A mesa também contou com a participação de Raphael Henrique Travia, coordenador pedagógico do Câmpus Joinville, que compartilhou sua trajetória pessoal e profissional. “Relatei um pouco minha trajetória pessoal de aluno à coordenação. Enfatizei momentos em que precisei utilizar os serviços públicos de saúde mental, esperando, com isso, desfazer preconceitos e estigmas que são atribuídos a pessoas em sofrimento psíquico”, contou.
Raphael destacou ainda como o trabalho na Coordenadoria Pedagógica tem contribuído para transformar vivências pessoais em ações coletivas de cuidado, resultando em diversas ações promovidas nos últimos anos. “Temos promovido eventos como o Dia Nacional de Combate ao Bullying e à Violência na Escola [7 de abril] e o Dia Mundial da Saúde Mental [10 de outubro], como exemplos de boas práticas em saúde mental na escola”.

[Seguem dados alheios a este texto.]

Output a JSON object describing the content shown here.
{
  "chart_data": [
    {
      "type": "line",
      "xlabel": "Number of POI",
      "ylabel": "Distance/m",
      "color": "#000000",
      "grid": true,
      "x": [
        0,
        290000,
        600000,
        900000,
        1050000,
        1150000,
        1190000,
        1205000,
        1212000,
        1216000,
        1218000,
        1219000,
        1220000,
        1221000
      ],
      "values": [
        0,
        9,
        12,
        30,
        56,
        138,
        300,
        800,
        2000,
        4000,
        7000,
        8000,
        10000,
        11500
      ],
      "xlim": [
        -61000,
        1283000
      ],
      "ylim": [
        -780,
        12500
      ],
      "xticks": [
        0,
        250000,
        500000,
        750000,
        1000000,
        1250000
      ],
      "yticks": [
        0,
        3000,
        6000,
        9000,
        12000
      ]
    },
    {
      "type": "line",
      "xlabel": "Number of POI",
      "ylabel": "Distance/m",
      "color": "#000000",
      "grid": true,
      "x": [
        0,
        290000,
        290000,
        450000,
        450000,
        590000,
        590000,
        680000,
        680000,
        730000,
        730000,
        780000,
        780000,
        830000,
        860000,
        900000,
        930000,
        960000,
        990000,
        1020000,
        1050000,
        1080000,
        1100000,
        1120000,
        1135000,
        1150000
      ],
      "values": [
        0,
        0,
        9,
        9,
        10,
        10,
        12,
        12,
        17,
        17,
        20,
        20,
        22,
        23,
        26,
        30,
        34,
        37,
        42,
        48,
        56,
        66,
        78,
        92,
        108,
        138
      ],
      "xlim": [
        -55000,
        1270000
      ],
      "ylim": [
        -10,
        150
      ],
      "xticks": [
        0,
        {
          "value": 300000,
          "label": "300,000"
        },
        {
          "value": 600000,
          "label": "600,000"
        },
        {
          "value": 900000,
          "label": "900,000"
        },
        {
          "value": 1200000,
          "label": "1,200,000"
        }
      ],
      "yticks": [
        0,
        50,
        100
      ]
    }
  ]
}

Caminhos para fortalecer a promoção da saúde mental
Vanessa Tuono acredita que o fortalecimento da promoção da saúde mental no IFSC passa por três pilares: diálogo, acolhimento e visibilidade do tema. “É fundamental criar espaços e um clima institucional de respeito, reconhecimento e promoção à saúde”, diz. Letícia Wiggers complementa que os desafios para consolidar políticas de cuidado e prevenção são múltiplos:
“Um dos principais é superar a lógica assistencialista e individualizante, construindo políticas que atuem sobre os determinantes institucionais e organizacionais do adoecimento. Outro desafio é garantir a continuidade das ações, evitando que iniciativas de cuidado fiquem restritas a projetos pontuais. Há ainda o desafio da transformação da cultura organizacional, especialmente frente ao uso intensivo das tecnologias e à dificuldade de estabelecer limites entre vida pessoal e trabalho”.
Para a servidora, é necessária uma reconfiguração da cultura laboral. “O teletrabalho e a comunicação digital constante trouxeram novos riscos psicossociais, exigindo uma reconfiguração ética e saudável da cultura laboral. Por fim, há o desafio de sensibilizar gestores e equipes para o tema, assegurando recursos, espaços de escuta e políticas institucionais de prevenção que se mantenham vivas e eficazes no cotidiano”, conclui.